Involution that brings sets to disjoint sets Let $A$ be a collection of subsets of $\{1,2,\dots,n\}$ that is closed under taking subsets (that is, if $U\in A$ and $V\subseteq U$ then $V\in A$). Is there always an involution $f:A\to A$ such that $f(V)\cap V=\emptyset$ for all $V\in A$? I'm guessing yes.
Note that if $A=\mathcal P(\{1,2,\dots,n\})$, then taking the complement works. Also note that if $|A|$ is odd, we can send the empty set to itself (the empty set is disjoint from itself, isn't that weird?).
I tried working through a few small examples. I haven't found a counterexample, but I also haven't found a proof.
 A: Here's a proof which gives an algorithm for constructing an involution. If the order ideal $\mathcal{A}=\emptyset$ we're done; otherwise we can select a maximal element $X$ of $\mathcal{A}$ (with respect to inclusion.) If we're really lucky, there is another maximal element $Y$ of $\mathcal{A}$ disjoint from $X$. If so, we can set $X\leftrightarrow Y$; since $\mathcal{A}'=\mathcal{A}\setminus\{X,Y\}$ is an order ideal, we can find a suitable involution on $\mathcal{A}'$ by induction on $|\mathcal{A}|$, so we're done.
In general, we won't be so lucky, but the intuition is the same. Given a maximal element $X$ of $\mathcal{A}$, select a maximal element $Y$ in
$\{ Y\in \mathcal{A}\mid Y\cap X=\emptyset \}.$
We can pair $X$ with $Y$, but in general $Y$ is not maximal in $\mathcal{A}$ so we have to do a little more work before we can appeal to induction. By the choice of $Y$, every set in $\mathcal{A}$ containing $Y$ has the form $Y\cup B$ for some $B\subset X$. Let
$$\mathcal{B} =\{B\subset X\mid Y\cup B\in\mathcal{A}\};$$
note that $\mathcal{B}$ is closed under taking subsets since $\mathcal{A}$ is.

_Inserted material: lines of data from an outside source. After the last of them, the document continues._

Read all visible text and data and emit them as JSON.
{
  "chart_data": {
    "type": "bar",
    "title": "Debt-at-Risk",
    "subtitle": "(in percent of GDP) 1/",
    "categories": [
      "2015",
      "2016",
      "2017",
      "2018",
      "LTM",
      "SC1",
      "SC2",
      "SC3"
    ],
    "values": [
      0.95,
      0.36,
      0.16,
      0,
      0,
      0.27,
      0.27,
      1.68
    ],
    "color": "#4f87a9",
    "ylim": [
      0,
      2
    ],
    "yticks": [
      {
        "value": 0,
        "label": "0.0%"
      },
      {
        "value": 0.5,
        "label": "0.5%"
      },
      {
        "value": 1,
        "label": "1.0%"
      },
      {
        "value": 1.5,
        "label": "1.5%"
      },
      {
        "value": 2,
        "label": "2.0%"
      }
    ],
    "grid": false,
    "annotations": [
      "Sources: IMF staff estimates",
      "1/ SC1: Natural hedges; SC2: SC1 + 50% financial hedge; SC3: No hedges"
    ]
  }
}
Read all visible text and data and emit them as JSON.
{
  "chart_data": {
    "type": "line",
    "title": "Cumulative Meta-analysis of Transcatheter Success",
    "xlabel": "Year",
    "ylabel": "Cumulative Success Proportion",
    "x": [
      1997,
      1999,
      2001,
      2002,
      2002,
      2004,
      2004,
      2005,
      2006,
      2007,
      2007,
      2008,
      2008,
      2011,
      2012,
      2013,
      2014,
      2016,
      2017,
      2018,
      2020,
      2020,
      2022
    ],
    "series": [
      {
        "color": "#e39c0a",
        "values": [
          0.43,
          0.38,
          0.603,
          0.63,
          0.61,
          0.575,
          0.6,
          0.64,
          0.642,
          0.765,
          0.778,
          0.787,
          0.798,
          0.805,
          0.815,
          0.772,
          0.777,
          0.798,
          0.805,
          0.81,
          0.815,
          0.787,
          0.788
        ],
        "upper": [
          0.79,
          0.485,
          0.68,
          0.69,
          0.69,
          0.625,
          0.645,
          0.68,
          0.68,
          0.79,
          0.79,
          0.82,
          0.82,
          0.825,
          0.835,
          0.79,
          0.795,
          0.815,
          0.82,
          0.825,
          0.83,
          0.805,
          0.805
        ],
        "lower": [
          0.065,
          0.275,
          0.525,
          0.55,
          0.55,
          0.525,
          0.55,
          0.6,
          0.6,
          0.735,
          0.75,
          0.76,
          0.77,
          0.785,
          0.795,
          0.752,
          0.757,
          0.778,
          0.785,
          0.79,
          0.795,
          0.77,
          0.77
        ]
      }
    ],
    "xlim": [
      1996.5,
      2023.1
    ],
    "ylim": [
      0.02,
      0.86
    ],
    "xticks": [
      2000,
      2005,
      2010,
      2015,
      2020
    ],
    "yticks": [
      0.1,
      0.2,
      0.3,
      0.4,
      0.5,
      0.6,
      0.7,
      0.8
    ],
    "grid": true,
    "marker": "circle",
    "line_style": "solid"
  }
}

For each $B\in\mathcal{B}$, we pair
$Y\cup B$ with $X\setminus B$
(which we know is in
$\mathcal{A}$ since $\mathcal{A}$ is an order ideal.) In short, this matches the elements of $Y\cup\mathcal{B}$ with the elements of $X\setminus\mathcal{B}$. Let 
$\mathcal{A}'$ be the result of removing all these paired elements from $\mathcal{A}$.

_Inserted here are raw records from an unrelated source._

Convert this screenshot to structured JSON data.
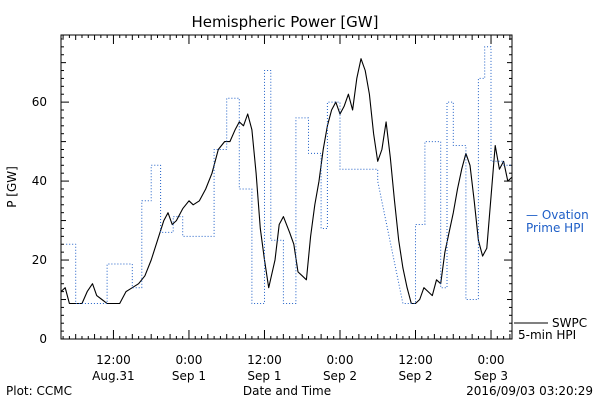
{
  "chart_data": {
    "type": "line",
    "title": "Hemispheric Power [GW]",
    "xlabel": "Date and Time",
    "ylabel": "P [GW]",
    "ylim": [
      0,
      77
    ],
    "y_ticks": [
      0,
      20,
      40,
      60
    ],
    "x_ticks": [
      {
        "time": "2016-08-31 12:00",
        "label": "12:00",
        "date": "Aug.31"
      },
      {
        "time": "2016-09-01 00:00",
        "label": "0:00",
        "date": "Sep 1"
      },
      {
        "time": "2016-09-01 12:00",
        "label": "12:00",
        "date": "Sep 1"
      },
      {
        "time": "2016-09-02 00:00",
        "label": "0:00",
        "date": "Sep 2"
      },
      {
        "time": "2016-09-02 12:00",
        "label": "12:00",
        "date": "Sep 2"
      },
      {
        "time": "2016-09-03 00:00",
        "label": "0:00",
        "date": "Sep 3"
      }
    ],
    "x_range": [
      "2016-08-31 03:40",
      "2016-09-03 03:20"
    ],
    "grid": false,
    "legend_placement": "right",
    "series": [
      {
        "name": "SWPC 5-min HPI",
        "legend_lines": [
          "SWPC",
          "5-min HPI"
        ],
        "color": "#000000",
        "style": "solid",
        "points": [
          [
            "2016-08-31 03:40",
            12
          ],
          [
            "2016-08-31 04:20",
            13
          ],
          [
            "2016-08-31 05:00",
            9
          ],
          [
            "2016-08-31 06:00",
            9
          ],
          [
            "2016-08-31 07:00",
            9
          ],
          [
            "2016-08-31 07:50",
            12
          ],
          [
            "2016-08-31 08:40",
            14
          ],
          [
            "2016-08-31 09:20",
            11
          ],
          [
            "2016-08-31 10:10",
            10
          ],
          [
            "2016-08-31 11:00",
            9
          ],
          [
            "2016-08-31 12:00",
            9
          ],
          [
            "2016-08-31 13:00",
            9
          ],
          [
            "2016-08-31 14:00",
            12
          ],
          [
            "2016-08-31 15:00",
            13
          ],
          [
            "2016-08-31 16:00",
            14
          ],
          [
            "2016-08-31 17:00",
            16
          ],
          [
            "2016-08-31 18:00",
            20
          ],
          [
            "2016-08-31 19:00",
            25
          ],
          [
            "2016-08-31 20:00",
            30
          ],
          [
            "2016-08-31 20:40",
            32
          ],
          [
            "2016-08-31 21:20",
            29
          ],
          [
            "2016-08-31 22:00",
            30
          ],
          [
            "2016-08-31 23:00",
            33
          ],
          [
            "2016-09-01 00:00",
            35
          ],
          [
            "2016-09-01 00:40",
            34
          ],
          [
            "2016-09-01 01:40",
            35
          ],
          [
            "2016-09-01 02:40",
            38
          ],
          [
            "2016-09-01 03:40",
            42
          ],
          [
            "2016-09-01 04:40",
            48
          ],
          [
            "2016-09-01 05:40",
            50
          ],
          [
            "2016-09-01 06:30",
            50
          ],
          [
            "2016-09-01 07:20",
            53
          ],
          [
            "2016-09-01 08:00",
            55
          ],
          [
            "2016-09-01 08:40",
            54
          ],
          [
            "2016-09-01 09:20",
            57
          ],
          [
            "2016-09-01 10:00",
            53
          ],
          [
            "2016-09-01 10:40",
            42
          ],
          [
            "2016-09-01 11:20",
            28
          ],
          [
            "2016-09-01 12:00",
            20
          ],
          [
            "2016-09-01 12:40",
            13
          ],
          [
            "2016-09-01 13:40",
            20
          ],
          [
            "2016-09-01 14:20",
            29
          ],
          [
            "2016-09-01 15:00",
            31
          ],
          [
            "2016-09-01 16:00",
            27
          ],
          [
            "2016-09-01 16:40",
            24
          ],
          [
            "2016-09-01 17:20",
            17
          ],
          [
            "2016-09-01 18:00",
            16
          ],
          [
            "2016-09-01 18:40",
            15
          ],
          [
            "2016-09-01 19:20",
            26
          ],
          [
            "2016-09-01 20:00",
            34
          ],
          [
            "2016-09-01 20:40",
            40
          ],
          [
            "2016-09-01 21:20",
            48
          ],
          [
            "2016-09-01 22:00",
            54
          ],
          [
            "2016-09-01 22:40",
            58
          ],
          [
            "2016-09-01 23:20",
            60
          ],
          [
            "2016-09-02 00:00",
            57
          ],
          [
            "2016-09-02 00:40",
            59
          ],
          [
            "2016-09-02 01:20",
            62
          ],
          [
            "2016-09-02 02:00",
            58
          ],
          [
            "2016-09-02 02:40",
            66
          ],
          [
            "2016-09-02 03:20",
            71
          ],
          [
            "2016-09-02 04:00",
            68
          ],
          [
            "2016-09-02 04:40",
            62
          ],
          [
            "2016-09-02 05:20",
            52
          ],
          [
            "2016-09-02 06:00",
            45
          ],
          [
            "2016-09-02 06:40",
            48
          ],
          [
            "2016-09-02 07:20",
            55
          ],
          [
            "2016-09-02 08:00",
            46
          ],
          [
            "2016-09-02 08:40",
            35
          ],
          [
            "2016-09-02 09:20",
            25
          ],
          [
            "2016-09-02 10:00",
            18
          ],
          [
            "2016-09-02 10:40",
            13
          ],
          [
            "2016-09-02 11:20",
            9
          ],
          [
            "2016-09-02 12:00",
            9
          ],
          [
            "2016-09-02 12:40",
            10
          ],
          [
            "2016-09-02 13:20",
            13
          ],
          [
            "2016-09-02 14:00",
            12
          ],
          [
            "2016-09-02 14:40",
            11
          ],
          [
            "2016-09-02 15:20",
            15
          ],
          [
            "2016-09-02 16:00",
            14
          ],
          [
            "2016-09-02 16:40",
            22
          ],
          [
            "2016-09-02 17:20",
            27
          ],
          [
            "2016-09-02 18:00",
            32
          ],
          [
            "2016-09-02 18:40",
            38
          ],
          [
            "2016-09-02 19:20",
            43
          ],
          [
            "2016-09-02 20:00",
            47
          ],
          [
            "2016-09-02 20:40",
            44
          ],
          [
            "2016-09-02 21:20",
            35
          ],
          [
            "2016-09-02 22:00",
            25
          ],
          [
            "2016-09-02 22:40",
            21
          ],
          [
            "2016-09-02 23:20",
            23
          ],
          [
            "2016-09-03 00:00",
            36
          ],
          [
            "2016-09-03 00:40",
            49
          ],
          [
            "2016-09-03 01:20",
            43
          ],
          [
            "2016-09-03 02:00",
            45
          ],
          [
            "2016-09-03 02:40",
            40
          ],
          [
            "2016-09-03 03:20",
            41
          ]
        ]
      },
      {
        "name": "Ovation Prime HPI",
        "legend_lines": [
          "— Ovation",
          "Prime HPI"
        ],
        "color": "#1f5fc7",
        "style": "dotted",
        "points": [
          [
            "2016-08-31 04:30",
            24
          ],
          [
            "2016-08-31 06:00",
            24
          ],
          [
            "2016-08-31 06:00",
            9
          ],
          [
            "2016-08-31 11:00",
            9
          ],
          [
            "2016-08-31 11:00",
            19
          ],
          [
            "2016-08-31 15:00",
            19
          ],
          [
            "2016-08-31 15:00",
            13
          ],
          [
            "2016-08-31 16:30",
            13
          ],
          [
            "2016-08-31 16:30",
            35
          ],
          [
            "2016-08-31 18:00",
            35
          ],
          [
            "2016-08-31 18:00",
            44
          ],
          [
            "2016-08-31 19:30",
            44
          ],
          [
            "2016-08-31 19:30",
            27
          ],
          [
            "2016-08-31 21:30",
            27
          ],
          [
            "2016-08-31 21:30",
            31
          ],
          [
            "2016-08-31 23:00",
            31
          ],
          [
            "2016-08-31 23:00",
            26
          ],
          [
            "2016-09-01 04:00",
            26
          ],
          [
            "2016-09-01 04:00",
            48
          ],
          [
            "2016-09-01 06:00",
            48
          ],
          [
            "2016-09-01 06:00",
            61
          ],
          [
            "2016-09-01 08:00",
            61
          ],
          [
            "2016-09-01 08:00",
            38
          ],
          [
            "2016-09-01 10:00",
            38
          ],
          [
            "2016-09-01 10:00",
            9
          ],
          [
            "2016-09-01 12:00",
            9
          ],
          [
            "2016-09-01 12:00",
            68
          ],
          [
            "2016-09-01 13:00",
            68
          ],
          [
            "2016-09-01 13:00",
            25
          ],
          [
            "2016-09-01 15:00",
            25
          ],
          [
            "2016-09-01 15:00",
            9
          ],
          [
            "2016-09-01 17:00",
            9
          ],
          [
            "2016-09-01 17:00",
            56
          ],
          [
            "2016-09-01 19:00",
            56
          ],
          [
            "2016-09-01 19:00",
            47
          ],
          [
            "2016-09-01 21:00",
            47
          ],
          [
            "2016-09-01 21:00",
            28
          ],
          [
            "2016-09-01 22:00",
            28
          ],
          [
            "2016-09-01 22:00",
            60
          ],
          [
            "2016-09-02 00:00",
            60
          ],
          [
            "2016-09-02 00:00",
            43
          ],
          [
            "2016-09-02 06:00",
            43
          ],
          [
            "2016-09-02 06:00",
            40
          ],
          [
            "2016-09-02 10:00",
            9
          ],
          [
            "2016-09-02 12:00",
            9
          ],
          [
            "2016-09-02 12:00",
            29
          ],
          [
            "2016-09-02 13:30",
            29
          ],
          [
            "2016-09-02 13:30",
            50
          ],
          [
            "2016-09-02 16:00",
            50
          ],
          [
            "2016-09-02 16:00",
            13
          ],
          [
            "2016-09-02 17:00",
            13
          ],
          [
            "2016-09-02 17:00",
            60
          ],
          [
            "2016-09-02 18:00",
            60
          ],
          [
            "2016-09-02 18:00",
            49
          ],
          [
            "2016-09-02 20:00",
            49
          ],
          [
            "2016-09-02 20:00",
            10
          ],
          [
            "2016-09-02 22:00",
            10
          ],
          [
            "2016-09-02 22:00",
            66
          ],
          [
            "2016-09-02 23:00",
            66
          ],
          [
            "2016-09-02 23:00",
            74
          ],
          [
            "2016-09-03 00:00",
            74
          ],
          [
            "2016-09-03 00:00",
            45
          ],
          [
            "2016-09-03 02:00",
            45
          ],
          [
            "2016-09-03 02:00",
            44
          ],
          [
            "2016-09-03 03:20",
            44
          ]
        ]
      }
    ]
  },
  "footer": {
    "plot_credit": "Plot: CCMC",
    "timestamp": "2016/09/03 03:20:29"
  }
}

Once we check $\mathcal{A}'$ is an order ideal, we're done by induction.
All we need to check is that the set of elements we removed is an order coideal of $\mathcal{A}$. (i.e. if we removed $Z$, and $W\supset Z$ is in $\mathcal{A}$, then we also removed $W$).

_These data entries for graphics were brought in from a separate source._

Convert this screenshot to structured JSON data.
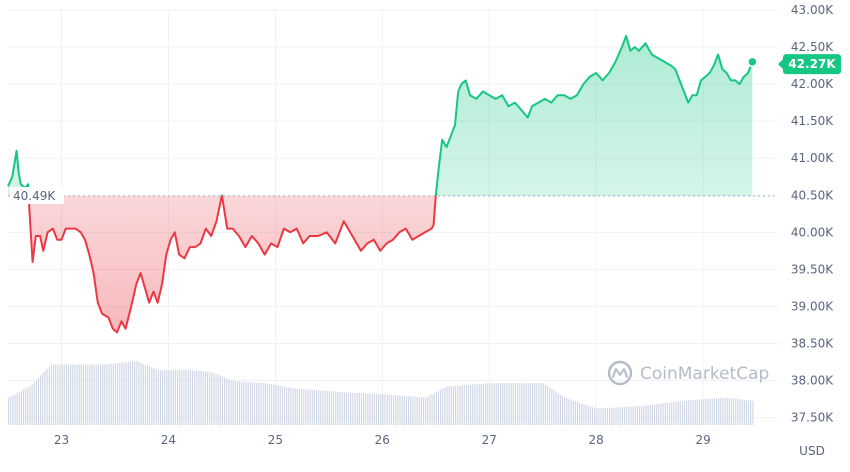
{
  "chart_data": {
    "type": "line",
    "y_unit": "USD",
    "reference_price_label": "40.49K",
    "reference_price": 40490,
    "current_price_label": "42.27K",
    "current_price": 42270,
    "ylim": [
      37400,
      43000
    ],
    "y_ticks": [
      {
        "label": "43.00K",
        "value": 43000
      },
      {
        "label": "42.50K",
        "value": 42500
      },
      {
        "label": "42.00K",
        "value": 42000
      },
      {
        "label": "41.50K",
        "value": 41500
      },
      {
        "label": "41.00K",
        "value": 41000
      },
      {
        "label": "40.50K",
        "value": 40500
      },
      {
        "label": "40.00K",
        "value": 40000
      },
      {
        "label": "39.50K",
        "value": 39500
      },
      {
        "label": "39.00K",
        "value": 39000
      },
      {
        "label": "38.50K",
        "value": 38500
      },
      {
        "label": "38.00K",
        "value": 38000
      },
      {
        "label": "37.50K",
        "value": 37500
      }
    ],
    "x_ticks": [
      {
        "label": "23",
        "day": 23
      },
      {
        "label": "24",
        "day": 24
      },
      {
        "label": "25",
        "day": 25
      },
      {
        "label": "26",
        "day": 26
      },
      {
        "label": "27",
        "day": 27
      },
      {
        "label": "28",
        "day": 28
      },
      {
        "label": "29",
        "day": 29
      }
    ],
    "xlim": [
      22.5,
      29.7
    ],
    "grid": true,
    "colors": {
      "up": "#16c784",
      "down": "#ea3943",
      "volume": "#cfd6e4",
      "grid": "#eff2f5"
    },
    "price_points": [
      [
        22.5,
        40620
      ],
      [
        22.54,
        40750
      ],
      [
        22.58,
        41100
      ],
      [
        22.6,
        40800
      ],
      [
        22.62,
        40650
      ],
      [
        22.66,
        40600
      ],
      [
        22.69,
        40650
      ],
      [
        22.7,
        40300
      ],
      [
        22.73,
        39600
      ],
      [
        22.76,
        39950
      ],
      [
        22.8,
        39950
      ],
      [
        22.83,
        39750
      ],
      [
        22.87,
        40000
      ],
      [
        22.92,
        40050
      ],
      [
        22.96,
        39900
      ],
      [
        23.0,
        39900
      ],
      [
        23.04,
        40050
      ],
      [
        23.08,
        40050
      ],
      [
        23.13,
        40050
      ],
      [
        23.18,
        40000
      ],
      [
        23.22,
        39900
      ],
      [
        23.26,
        39700
      ],
      [
        23.3,
        39450
      ],
      [
        23.34,
        39050
      ],
      [
        23.38,
        38900
      ],
      [
        23.44,
        38850
      ],
      [
        23.48,
        38700
      ],
      [
        23.52,
        38650
      ],
      [
        23.56,
        38800
      ],
      [
        23.6,
        38700
      ],
      [
        23.66,
        39050
      ],
      [
        23.7,
        39300
      ],
      [
        23.74,
        39450
      ],
      [
        23.78,
        39250
      ],
      [
        23.82,
        39050
      ],
      [
        23.86,
        39200
      ],
      [
        23.9,
        39050
      ],
      [
        23.94,
        39300
      ],
      [
        23.98,
        39700
      ],
      [
        24.02,
        39900
      ],
      [
        24.06,
        40000
      ],
      [
        24.1,
        39700
      ],
      [
        24.15,
        39650
      ],
      [
        24.2,
        39800
      ],
      [
        24.25,
        39800
      ],
      [
        24.3,
        39850
      ],
      [
        24.35,
        40050
      ],
      [
        24.4,
        39950
      ],
      [
        24.45,
        40150
      ],
      [
        24.5,
        40500
      ],
      [
        24.55,
        40050
      ],
      [
        24.6,
        40050
      ],
      [
        24.66,
        39950
      ],
      [
        24.72,
        39800
      ],
      [
        24.78,
        39950
      ],
      [
        24.84,
        39850
      ],
      [
        24.9,
        39700
      ],
      [
        24.96,
        39850
      ],
      [
        25.02,
        39800
      ],
      [
        25.08,
        40050
      ],
      [
        25.14,
        40000
      ],
      [
        25.2,
        40050
      ],
      [
        25.26,
        39850
      ],
      [
        25.32,
        39950
      ],
      [
        25.4,
        39950
      ],
      [
        25.48,
        40000
      ],
      [
        25.56,
        39850
      ],
      [
        25.64,
        40150
      ],
      [
        25.72,
        39950
      ],
      [
        25.8,
        39750
      ],
      [
        25.86,
        39850
      ],
      [
        25.92,
        39900
      ],
      [
        25.98,
        39750
      ],
      [
        26.04,
        39850
      ],
      [
        26.1,
        39900
      ],
      [
        26.16,
        40000
      ],
      [
        26.22,
        40050
      ],
      [
        26.28,
        39900
      ],
      [
        26.34,
        39950
      ],
      [
        26.4,
        40000
      ],
      [
        26.46,
        40050
      ],
      [
        26.48,
        40100
      ],
      [
        26.5,
        40500
      ],
      [
        26.53,
        40900
      ],
      [
        26.56,
        41250
      ],
      [
        26.6,
        41150
      ],
      [
        26.64,
        41300
      ],
      [
        26.68,
        41450
      ],
      [
        26.71,
        41900
      ],
      [
        26.74,
        42000
      ],
      [
        26.78,
        42050
      ],
      [
        26.82,
        41850
      ],
      [
        26.88,
        41800
      ],
      [
        26.94,
        41900
      ],
      [
        27.0,
        41850
      ],
      [
        27.06,
        41800
      ],
      [
        27.12,
        41850
      ],
      [
        27.18,
        41700
      ],
      [
        27.24,
        41750
      ],
      [
        27.3,
        41650
      ],
      [
        27.36,
        41550
      ],
      [
        27.4,
        41700
      ],
      [
        27.46,
        41750
      ],
      [
        27.52,
        41800
      ],
      [
        27.58,
        41750
      ],
      [
        27.64,
        41850
      ],
      [
        27.7,
        41850
      ],
      [
        27.76,
        41800
      ],
      [
        27.82,
        41850
      ],
      [
        27.88,
        42000
      ],
      [
        27.94,
        42100
      ],
      [
        28.0,
        42150
      ],
      [
        28.06,
        42050
      ],
      [
        28.12,
        42150
      ],
      [
        28.18,
        42300
      ],
      [
        28.24,
        42500
      ],
      [
        28.28,
        42650
      ],
      [
        28.32,
        42450
      ],
      [
        28.36,
        42500
      ],
      [
        28.4,
        42450
      ],
      [
        28.46,
        42550
      ],
      [
        28.52,
        42400
      ],
      [
        28.58,
        42350
      ],
      [
        28.64,
        42300
      ],
      [
        28.7,
        42250
      ],
      [
        28.74,
        42200
      ],
      [
        28.78,
        42050
      ],
      [
        28.82,
        41900
      ],
      [
        28.86,
        41750
      ],
      [
        28.9,
        41850
      ],
      [
        28.94,
        41850
      ],
      [
        28.98,
        42050
      ],
      [
        29.02,
        42100
      ],
      [
        29.06,
        42150
      ],
      [
        29.1,
        42250
      ],
      [
        29.14,
        42400
      ],
      [
        29.18,
        42200
      ],
      [
        29.22,
        42150
      ],
      [
        29.26,
        42050
      ],
      [
        29.3,
        42050
      ],
      [
        29.34,
        42000
      ],
      [
        29.38,
        42100
      ],
      [
        29.42,
        42150
      ],
      [
        29.46,
        42300
      ]
    ],
    "volume_levels": [
      [
        22.5,
        0.25
      ],
      [
        22.7,
        0.35
      ],
      [
        22.9,
        0.55
      ],
      [
        23.1,
        0.55
      ],
      [
        23.4,
        0.55
      ],
      [
        23.7,
        0.58
      ],
      [
        23.9,
        0.5
      ],
      [
        24.2,
        0.5
      ],
      [
        24.4,
        0.48
      ],
      [
        24.6,
        0.4
      ],
      [
        24.9,
        0.38
      ],
      [
        25.2,
        0.33
      ],
      [
        25.6,
        0.3
      ],
      [
        26.0,
        0.28
      ],
      [
        26.4,
        0.25
      ],
      [
        26.6,
        0.35
      ],
      [
        27.0,
        0.38
      ],
      [
        27.5,
        0.38
      ],
      [
        27.7,
        0.25
      ],
      [
        28.0,
        0.15
      ],
      [
        28.4,
        0.17
      ],
      [
        28.8,
        0.22
      ],
      [
        29.2,
        0.25
      ],
      [
        29.46,
        0.22
      ]
    ],
    "watermark": {
      "brand": "CoinMarketCap",
      "icon": "coinmarketcap-logo-icon"
    }
  }
}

But $Y\cup \mathcal{B}$ is an order coideal by construction; $X\setminus\mathcal{B}$ is one since $\mathcal{B}$ is an order ideal; and the union of order coideals is an order coideal. So $\mathcal{A}'$ is an order ideal, and we're done by induction. $\square$
Remark: if $\mathcal{A}$ is the power set of $X$, then $X$ is the unique maximal element of $\mathcal{A}$; the algorithm picks $Y=\emptyset$, and pairs each $B$ with the complement $X\setminus B$, so this generalizes the special case pointed out in the original post. It also generalizes the special case at the beginning of the post: if $Y$ is maximal in $\mathcal{A}$ then $\mathcal{B}=\emptyset.$
A: I don't know the answer, but I'd like to rephrase the question in the language of graph theory. Given a finite set $X$, the powerset $\mathcal{P}(X)$ becomes the vertex set of a graph by declaring that two subsets of $X$ have an edge between them iff they're disjoint. Furthermore, the graph $\mathcal{P}(X)$ has a perfect matching, given by complementation. Your question is whether it's true that for each downward-closed subset $\mathcal{A}$ of the poset $\mathcal{P}(X)$, the graph induced on $\mathcal{A}$ has a perfect matching.
In light of this, perhaps Tutte's theorem will help.
A: For any $A$ start with the smallest powerset that includes $A$ (e.g. if $A=\{\emptyset,\{1\},\{2\}\}$ start with $\mathcal P(\{1,2\})$). Use the trivial involution you suggested for this power set. Then transform this involution to a new involution by eliminating elements one by one to reach $A$ (start with bigger elements). In doing so alternate between reassigning $\emptyset$ to itself and the element that is mapped to the eliminated element. This way you can construct an involution for any $A$. You need to prove that the required conditions are preserved under these transformations. Note that each transformation is applied on the previous transformed involution.